朝、たまたま登校中に南先輩と千石先輩をみかけた。



私も南先輩に“おめでとうございます”って言いたいな…。


















今日はテニス部部長の南先輩のお誕生日。南先輩、地味とか言われているのを聞いたことがあるけど全然地味じゃないし誰にでも優しい素敵な先輩…。
私はそんな先輩に恋をした。



だから誕生日の今日、一言“お誕生日おめでとうございます”って伝えたい…でも私、南先輩と話したこともないし、いきなり知らない人から祝われても困るよね…。


うーん……どうにか伝えられないだろうか。


…………あ、紙に書いて後でこっそり下駄箱に入れるとか…?いや、でも難しいかなー。休み時間は人が多いからダメだし放課後だと今日読んでもらえないかもしれないし。



《キーンコーンカーンコーン》



考えていたら授業が終わってしまった。次は移動教室で。3年生の教室がある2階に行かなければいけない。

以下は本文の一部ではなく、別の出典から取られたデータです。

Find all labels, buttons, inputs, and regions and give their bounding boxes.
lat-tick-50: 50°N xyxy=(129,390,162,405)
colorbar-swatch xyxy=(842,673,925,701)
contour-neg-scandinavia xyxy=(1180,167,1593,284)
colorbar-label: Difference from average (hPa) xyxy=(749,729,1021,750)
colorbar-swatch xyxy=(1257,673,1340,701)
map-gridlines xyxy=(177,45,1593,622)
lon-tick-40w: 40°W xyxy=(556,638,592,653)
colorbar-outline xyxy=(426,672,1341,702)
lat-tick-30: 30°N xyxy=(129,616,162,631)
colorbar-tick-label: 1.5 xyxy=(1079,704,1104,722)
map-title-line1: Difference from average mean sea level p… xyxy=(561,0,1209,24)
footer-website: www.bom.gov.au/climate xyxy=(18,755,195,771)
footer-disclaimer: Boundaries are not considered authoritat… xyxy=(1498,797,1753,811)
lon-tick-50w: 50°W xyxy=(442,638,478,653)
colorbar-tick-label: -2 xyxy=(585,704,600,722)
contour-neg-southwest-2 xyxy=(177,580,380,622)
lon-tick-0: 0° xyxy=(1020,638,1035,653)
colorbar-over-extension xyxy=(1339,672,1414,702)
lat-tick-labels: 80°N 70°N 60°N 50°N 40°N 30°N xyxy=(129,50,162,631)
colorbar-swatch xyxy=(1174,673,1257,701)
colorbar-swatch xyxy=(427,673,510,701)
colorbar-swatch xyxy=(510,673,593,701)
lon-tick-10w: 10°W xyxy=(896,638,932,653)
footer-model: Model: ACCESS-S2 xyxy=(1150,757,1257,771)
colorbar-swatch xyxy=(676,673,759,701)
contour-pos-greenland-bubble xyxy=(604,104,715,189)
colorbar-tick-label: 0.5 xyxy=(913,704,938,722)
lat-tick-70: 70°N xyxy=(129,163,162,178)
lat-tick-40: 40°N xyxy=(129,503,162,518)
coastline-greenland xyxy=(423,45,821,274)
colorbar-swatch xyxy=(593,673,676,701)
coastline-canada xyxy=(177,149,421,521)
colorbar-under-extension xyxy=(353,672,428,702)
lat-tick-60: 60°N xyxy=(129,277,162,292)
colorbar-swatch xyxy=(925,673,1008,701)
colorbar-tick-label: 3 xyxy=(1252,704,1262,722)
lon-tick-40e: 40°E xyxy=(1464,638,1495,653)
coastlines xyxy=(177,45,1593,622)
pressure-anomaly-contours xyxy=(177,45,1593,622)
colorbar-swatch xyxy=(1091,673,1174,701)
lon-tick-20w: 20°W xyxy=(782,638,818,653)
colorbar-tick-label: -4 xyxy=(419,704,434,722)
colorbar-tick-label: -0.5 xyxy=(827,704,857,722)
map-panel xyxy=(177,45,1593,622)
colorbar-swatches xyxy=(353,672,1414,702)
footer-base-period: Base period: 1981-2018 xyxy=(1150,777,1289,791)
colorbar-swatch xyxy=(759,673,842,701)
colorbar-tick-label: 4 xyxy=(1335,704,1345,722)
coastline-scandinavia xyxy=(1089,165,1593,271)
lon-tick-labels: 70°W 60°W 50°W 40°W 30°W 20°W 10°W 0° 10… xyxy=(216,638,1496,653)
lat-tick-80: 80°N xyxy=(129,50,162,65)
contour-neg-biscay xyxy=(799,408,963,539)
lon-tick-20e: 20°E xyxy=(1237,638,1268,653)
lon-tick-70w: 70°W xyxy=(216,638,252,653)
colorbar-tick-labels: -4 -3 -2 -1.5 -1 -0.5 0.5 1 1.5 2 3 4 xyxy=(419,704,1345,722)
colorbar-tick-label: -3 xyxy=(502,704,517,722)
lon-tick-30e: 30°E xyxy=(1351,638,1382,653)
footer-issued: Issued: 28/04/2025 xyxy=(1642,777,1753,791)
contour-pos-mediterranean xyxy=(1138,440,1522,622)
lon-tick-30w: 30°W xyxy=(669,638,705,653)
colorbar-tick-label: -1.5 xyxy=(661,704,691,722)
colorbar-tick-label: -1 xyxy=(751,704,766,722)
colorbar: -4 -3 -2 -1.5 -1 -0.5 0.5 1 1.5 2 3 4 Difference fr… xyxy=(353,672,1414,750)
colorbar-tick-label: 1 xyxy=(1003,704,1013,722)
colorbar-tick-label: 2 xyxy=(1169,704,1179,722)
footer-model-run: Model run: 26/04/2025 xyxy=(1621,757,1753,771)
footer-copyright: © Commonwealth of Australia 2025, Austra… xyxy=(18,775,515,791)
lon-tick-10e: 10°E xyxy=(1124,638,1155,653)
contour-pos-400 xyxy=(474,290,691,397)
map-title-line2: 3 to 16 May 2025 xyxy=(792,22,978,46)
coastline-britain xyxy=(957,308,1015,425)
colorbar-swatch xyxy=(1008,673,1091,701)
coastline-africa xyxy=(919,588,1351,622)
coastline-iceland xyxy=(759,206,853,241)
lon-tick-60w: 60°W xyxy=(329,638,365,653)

いつもの私だったら2階へ行くのが楽しみなのに、今日はいつもと違う。



『(なんか変にドキドキする…!!)』



そして今日に限って、いつも一緒にいる友人達は先に行っちゃうし……



仕方ない…と思いながら次の授業が行われる教室へ向かった















2階の廊下1人で歩くのは、やはり勇気がいる。……1年生の私には3年生が大人にみえる。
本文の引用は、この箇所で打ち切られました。